If your question is "should you extract those key fields?" - my answer is yes. Field extractions make event correlation, searching and reporting easier to do, and give more targeted results. A large number of search-time field extractions can slow your searches, but there are various ways to control field extraction (like the
fields command and the field discovery button). So I would definitely do these key field extractions.
If your question is "should these be index-time field extractions rather than search-time field extractions?" - my answer is no. Index-time field extractions are not faster except in rare corner cases. Your fields are not - most definitely not - one of the corner cases. And index-time field extractions can be troublesome in other ways - they are fragile and difficult to change, for example.
I think one reason that people want to "index fields" is that they are thinking about how things work in relational databases. Splunk is not a relational database, so most of the performance tips for relational databases simply don't apply.
Splunk indexes every word in your data - whether that word is part of a field or not. That's why it's called an "index" instead of a "database." The distinction is important. This is why you do not need index-time field extractions - all the data is already indexed.

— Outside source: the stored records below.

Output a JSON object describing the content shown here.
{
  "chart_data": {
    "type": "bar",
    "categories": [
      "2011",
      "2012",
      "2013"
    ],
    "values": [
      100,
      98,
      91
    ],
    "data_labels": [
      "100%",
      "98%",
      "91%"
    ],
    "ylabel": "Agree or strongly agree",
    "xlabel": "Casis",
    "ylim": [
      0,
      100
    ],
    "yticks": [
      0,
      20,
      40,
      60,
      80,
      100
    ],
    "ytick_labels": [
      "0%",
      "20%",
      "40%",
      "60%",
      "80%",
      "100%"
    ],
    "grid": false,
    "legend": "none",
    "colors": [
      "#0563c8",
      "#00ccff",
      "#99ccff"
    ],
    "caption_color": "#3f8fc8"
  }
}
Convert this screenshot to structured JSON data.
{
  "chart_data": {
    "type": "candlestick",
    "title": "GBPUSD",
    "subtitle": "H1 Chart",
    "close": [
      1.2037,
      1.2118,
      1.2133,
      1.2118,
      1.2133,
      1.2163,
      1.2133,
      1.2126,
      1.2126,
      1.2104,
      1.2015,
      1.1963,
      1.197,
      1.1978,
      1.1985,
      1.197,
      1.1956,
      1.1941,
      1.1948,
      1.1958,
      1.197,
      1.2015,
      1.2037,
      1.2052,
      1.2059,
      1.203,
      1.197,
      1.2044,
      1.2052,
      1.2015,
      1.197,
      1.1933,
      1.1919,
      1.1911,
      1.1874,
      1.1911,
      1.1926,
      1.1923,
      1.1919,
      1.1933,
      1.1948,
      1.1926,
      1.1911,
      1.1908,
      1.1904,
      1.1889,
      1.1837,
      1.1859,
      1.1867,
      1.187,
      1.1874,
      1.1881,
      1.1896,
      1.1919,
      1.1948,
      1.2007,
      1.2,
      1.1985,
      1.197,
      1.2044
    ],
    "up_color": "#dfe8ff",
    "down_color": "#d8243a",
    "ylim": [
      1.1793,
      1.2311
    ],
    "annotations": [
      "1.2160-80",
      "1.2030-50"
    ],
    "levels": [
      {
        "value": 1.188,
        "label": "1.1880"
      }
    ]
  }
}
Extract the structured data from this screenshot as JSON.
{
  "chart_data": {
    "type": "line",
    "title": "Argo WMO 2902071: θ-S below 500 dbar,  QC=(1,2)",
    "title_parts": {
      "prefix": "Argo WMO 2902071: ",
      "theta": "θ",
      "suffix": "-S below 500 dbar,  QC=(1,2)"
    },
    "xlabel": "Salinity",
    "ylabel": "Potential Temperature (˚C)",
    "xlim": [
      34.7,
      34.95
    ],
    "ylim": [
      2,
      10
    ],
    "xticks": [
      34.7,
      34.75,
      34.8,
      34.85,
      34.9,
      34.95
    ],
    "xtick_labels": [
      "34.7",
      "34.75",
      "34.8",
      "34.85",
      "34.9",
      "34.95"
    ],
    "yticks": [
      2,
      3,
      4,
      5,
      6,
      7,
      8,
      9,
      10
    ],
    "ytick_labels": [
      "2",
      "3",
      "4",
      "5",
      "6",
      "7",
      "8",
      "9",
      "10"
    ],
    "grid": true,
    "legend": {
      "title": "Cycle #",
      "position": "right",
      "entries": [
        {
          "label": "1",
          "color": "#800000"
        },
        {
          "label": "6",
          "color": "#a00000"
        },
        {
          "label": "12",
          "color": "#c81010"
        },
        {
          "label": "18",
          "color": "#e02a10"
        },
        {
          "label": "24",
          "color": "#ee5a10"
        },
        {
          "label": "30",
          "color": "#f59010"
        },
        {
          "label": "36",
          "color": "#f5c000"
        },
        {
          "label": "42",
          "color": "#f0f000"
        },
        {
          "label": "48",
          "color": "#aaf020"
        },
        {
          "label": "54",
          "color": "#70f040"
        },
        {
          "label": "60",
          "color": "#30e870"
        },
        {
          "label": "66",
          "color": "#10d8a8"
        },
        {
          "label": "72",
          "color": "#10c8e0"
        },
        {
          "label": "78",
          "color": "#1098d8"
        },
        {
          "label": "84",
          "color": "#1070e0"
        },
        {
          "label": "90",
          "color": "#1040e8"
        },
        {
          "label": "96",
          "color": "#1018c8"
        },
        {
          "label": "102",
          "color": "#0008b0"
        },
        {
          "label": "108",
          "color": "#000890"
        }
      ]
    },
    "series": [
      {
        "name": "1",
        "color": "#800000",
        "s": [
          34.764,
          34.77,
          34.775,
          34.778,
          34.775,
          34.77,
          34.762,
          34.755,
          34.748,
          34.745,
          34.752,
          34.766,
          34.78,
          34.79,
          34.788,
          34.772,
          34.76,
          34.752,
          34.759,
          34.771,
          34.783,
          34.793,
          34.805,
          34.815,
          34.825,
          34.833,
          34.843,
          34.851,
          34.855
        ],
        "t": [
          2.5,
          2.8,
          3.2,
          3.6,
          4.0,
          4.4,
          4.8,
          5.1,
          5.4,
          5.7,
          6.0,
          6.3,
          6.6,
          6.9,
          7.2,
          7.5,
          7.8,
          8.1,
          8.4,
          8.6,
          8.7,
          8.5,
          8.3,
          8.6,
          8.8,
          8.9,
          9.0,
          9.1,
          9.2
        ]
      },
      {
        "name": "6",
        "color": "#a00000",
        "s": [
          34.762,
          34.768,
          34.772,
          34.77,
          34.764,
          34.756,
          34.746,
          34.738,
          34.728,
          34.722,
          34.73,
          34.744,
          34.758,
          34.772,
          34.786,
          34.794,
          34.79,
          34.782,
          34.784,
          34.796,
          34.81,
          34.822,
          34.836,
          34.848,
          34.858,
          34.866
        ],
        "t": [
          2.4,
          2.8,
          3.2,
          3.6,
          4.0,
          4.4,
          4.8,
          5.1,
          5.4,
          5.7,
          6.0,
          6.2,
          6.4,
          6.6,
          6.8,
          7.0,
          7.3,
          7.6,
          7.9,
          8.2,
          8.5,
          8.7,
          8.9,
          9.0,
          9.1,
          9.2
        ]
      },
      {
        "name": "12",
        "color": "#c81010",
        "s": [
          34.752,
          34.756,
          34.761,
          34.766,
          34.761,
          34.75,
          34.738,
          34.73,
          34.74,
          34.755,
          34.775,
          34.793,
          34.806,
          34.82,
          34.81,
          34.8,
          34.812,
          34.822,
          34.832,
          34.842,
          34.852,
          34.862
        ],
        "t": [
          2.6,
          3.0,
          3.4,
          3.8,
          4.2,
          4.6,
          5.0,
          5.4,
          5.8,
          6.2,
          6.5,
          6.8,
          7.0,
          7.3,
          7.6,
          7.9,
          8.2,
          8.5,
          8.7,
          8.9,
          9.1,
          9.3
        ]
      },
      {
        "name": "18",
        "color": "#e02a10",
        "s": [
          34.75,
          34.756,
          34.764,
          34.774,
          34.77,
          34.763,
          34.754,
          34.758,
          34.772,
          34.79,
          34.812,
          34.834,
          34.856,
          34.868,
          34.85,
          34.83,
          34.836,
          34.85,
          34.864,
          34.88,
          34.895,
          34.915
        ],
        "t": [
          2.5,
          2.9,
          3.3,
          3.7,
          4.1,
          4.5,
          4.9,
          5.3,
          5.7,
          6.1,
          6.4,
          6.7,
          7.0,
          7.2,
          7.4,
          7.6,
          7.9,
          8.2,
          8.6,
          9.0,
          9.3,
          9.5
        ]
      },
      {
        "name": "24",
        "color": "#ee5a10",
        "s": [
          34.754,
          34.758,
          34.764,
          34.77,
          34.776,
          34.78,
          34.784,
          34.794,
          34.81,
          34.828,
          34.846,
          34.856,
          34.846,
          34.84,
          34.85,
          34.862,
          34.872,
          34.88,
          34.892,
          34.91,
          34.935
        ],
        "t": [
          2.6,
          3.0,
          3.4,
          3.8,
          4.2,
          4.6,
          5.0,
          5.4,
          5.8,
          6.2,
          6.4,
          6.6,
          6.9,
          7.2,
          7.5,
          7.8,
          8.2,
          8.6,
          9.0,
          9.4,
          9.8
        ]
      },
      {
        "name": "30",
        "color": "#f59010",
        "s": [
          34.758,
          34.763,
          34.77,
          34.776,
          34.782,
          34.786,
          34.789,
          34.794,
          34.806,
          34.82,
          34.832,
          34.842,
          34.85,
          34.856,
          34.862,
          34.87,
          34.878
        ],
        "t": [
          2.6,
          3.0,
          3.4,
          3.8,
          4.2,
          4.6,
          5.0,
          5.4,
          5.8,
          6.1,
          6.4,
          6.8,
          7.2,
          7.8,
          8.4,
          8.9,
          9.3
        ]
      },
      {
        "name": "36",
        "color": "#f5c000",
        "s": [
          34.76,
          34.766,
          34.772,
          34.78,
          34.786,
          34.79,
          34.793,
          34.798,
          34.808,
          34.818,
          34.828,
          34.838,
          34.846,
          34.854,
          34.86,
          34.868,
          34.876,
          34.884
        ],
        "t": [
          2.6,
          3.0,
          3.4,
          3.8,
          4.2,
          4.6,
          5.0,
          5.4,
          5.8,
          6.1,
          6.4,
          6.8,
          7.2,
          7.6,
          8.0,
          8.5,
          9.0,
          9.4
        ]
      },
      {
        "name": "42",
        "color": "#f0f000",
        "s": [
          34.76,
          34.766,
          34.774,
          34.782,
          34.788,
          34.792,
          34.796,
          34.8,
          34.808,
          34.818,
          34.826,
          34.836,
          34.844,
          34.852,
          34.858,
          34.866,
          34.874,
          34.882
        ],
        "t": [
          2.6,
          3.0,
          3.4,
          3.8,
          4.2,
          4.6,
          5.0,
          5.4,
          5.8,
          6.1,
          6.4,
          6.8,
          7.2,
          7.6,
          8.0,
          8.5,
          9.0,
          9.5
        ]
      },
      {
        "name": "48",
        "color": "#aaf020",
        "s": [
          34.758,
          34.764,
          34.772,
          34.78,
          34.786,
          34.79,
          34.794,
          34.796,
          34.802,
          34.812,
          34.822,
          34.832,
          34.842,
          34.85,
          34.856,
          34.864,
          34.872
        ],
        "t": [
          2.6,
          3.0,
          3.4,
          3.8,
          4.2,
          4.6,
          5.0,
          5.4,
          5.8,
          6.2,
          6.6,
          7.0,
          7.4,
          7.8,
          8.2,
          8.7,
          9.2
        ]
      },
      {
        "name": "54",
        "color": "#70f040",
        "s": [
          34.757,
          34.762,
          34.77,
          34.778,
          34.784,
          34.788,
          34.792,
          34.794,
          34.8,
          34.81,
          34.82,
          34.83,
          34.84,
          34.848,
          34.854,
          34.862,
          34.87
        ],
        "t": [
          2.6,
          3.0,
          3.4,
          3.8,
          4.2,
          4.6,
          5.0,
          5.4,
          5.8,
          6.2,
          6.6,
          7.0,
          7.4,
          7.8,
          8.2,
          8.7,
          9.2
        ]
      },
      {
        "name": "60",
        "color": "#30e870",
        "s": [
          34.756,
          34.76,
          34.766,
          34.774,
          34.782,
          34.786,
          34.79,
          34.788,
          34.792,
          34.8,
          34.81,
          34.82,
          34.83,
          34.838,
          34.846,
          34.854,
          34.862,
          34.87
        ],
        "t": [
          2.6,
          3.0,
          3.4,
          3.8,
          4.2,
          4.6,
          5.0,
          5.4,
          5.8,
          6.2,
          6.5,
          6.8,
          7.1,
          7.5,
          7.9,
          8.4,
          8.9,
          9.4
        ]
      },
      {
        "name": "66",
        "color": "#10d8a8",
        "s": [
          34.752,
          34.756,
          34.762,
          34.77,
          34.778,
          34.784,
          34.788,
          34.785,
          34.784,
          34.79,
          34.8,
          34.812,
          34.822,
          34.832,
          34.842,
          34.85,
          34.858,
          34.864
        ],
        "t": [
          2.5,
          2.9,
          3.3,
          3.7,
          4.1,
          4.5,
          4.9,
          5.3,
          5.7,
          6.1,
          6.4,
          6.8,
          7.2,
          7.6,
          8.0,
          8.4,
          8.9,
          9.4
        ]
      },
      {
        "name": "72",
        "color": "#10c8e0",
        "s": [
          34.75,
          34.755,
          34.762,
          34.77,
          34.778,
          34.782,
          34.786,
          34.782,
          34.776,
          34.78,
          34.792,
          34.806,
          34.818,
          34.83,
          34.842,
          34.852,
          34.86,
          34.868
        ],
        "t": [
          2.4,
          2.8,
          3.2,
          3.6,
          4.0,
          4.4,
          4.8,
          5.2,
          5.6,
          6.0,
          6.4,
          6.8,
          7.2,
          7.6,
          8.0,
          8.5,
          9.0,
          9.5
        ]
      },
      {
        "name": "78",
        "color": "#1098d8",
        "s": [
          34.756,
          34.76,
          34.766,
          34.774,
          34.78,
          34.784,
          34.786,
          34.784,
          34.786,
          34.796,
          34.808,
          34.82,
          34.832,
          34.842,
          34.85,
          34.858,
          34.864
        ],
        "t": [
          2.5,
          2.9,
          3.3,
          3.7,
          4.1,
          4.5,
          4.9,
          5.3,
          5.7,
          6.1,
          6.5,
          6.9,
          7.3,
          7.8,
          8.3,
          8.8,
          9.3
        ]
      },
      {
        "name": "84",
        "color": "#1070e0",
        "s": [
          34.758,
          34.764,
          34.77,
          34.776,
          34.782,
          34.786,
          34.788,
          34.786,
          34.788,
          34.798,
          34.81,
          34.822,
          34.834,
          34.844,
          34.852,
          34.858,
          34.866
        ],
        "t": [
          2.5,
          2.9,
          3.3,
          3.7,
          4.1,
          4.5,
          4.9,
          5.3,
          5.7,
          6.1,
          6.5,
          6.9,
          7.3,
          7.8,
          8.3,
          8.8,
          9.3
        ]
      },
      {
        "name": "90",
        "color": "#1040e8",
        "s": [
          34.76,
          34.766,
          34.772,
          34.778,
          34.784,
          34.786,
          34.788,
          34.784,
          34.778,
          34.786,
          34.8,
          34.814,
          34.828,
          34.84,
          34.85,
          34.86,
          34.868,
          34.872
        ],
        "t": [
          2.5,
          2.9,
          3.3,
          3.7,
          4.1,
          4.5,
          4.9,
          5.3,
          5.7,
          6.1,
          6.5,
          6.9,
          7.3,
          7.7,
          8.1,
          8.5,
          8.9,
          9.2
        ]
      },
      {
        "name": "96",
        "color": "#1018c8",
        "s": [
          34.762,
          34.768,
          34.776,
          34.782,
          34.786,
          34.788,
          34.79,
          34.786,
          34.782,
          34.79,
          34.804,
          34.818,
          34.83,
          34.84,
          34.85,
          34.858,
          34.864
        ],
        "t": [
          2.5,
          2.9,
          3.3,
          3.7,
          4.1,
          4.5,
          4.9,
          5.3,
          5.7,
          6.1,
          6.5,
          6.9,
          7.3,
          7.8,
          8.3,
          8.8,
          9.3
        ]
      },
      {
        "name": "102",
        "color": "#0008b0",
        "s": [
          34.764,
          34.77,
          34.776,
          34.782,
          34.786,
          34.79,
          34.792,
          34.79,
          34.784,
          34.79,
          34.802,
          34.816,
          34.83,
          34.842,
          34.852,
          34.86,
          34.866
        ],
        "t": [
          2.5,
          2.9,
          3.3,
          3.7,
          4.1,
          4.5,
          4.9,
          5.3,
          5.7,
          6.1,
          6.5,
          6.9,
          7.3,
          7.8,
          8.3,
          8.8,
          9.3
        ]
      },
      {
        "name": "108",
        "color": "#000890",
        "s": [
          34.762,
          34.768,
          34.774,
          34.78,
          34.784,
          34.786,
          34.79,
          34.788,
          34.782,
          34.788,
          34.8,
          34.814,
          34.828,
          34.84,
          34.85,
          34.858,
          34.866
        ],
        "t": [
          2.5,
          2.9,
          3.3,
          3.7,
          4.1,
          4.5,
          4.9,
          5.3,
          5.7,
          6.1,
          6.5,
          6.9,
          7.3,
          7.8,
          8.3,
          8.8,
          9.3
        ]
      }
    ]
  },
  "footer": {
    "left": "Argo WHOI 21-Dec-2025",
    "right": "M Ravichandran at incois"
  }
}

Of course, if you meant something else by your questions, then this answer is lame. 🙂
Good point about that data not being there natively for the most part and honestly I'm surprised I didn't make the connection. Thinking back on it I don't recall any of the documentation making that base level distinction.
The reason that source, sourcetype and host are indexed fields is simple: they are not contained within the input data! (Well.sometimes host is contained in the input data, such as in syslog. But you can't count on that.)
And you aren't being antagonistic, these are great questions. I can tell that you are really trying to understand why!
One of the reasons for the concern re: the ES app - if it isn't correctly hooked up to your particular company's data feeds, then it is a dud. Since these are unique to each company, documentation alone may not be enough... At least that's my thinking.
Thanks for the link! Hopefully I'm not coming off as being antagonistic; I'm not trying to be. At some level I'm trying to parse a number of things I've heard about Splunk's ES and compliance apps (eg., a dedicated search head is recommended, a multi-week PS engagement to conform your data into what the app requires for input, etc) and understand how they are influencing the evolution of Splunk itself in 5.0 and beyond.
There's really no noticeable difference in performance between the scenarios you refer to. Please read dwaddle's excellent explanation on what goes on during a Splunk search: http://splunk-base.splunk.com/answers/54207/slow-search-when-evaluating-a-numeric-value?page=1&focus...
So let me ask this in a slightly different way. Are searches that reference fields extracted at index time faster than searches against fields that are extracted at search time? I need to go back and look at the documentation but my thought is at least on some level the host, sourcetype, and source fields are extracted at index time because they they are the lowest common denominator among all log types with the maximum value and should be used in your initial search if you are concerned about efficiency.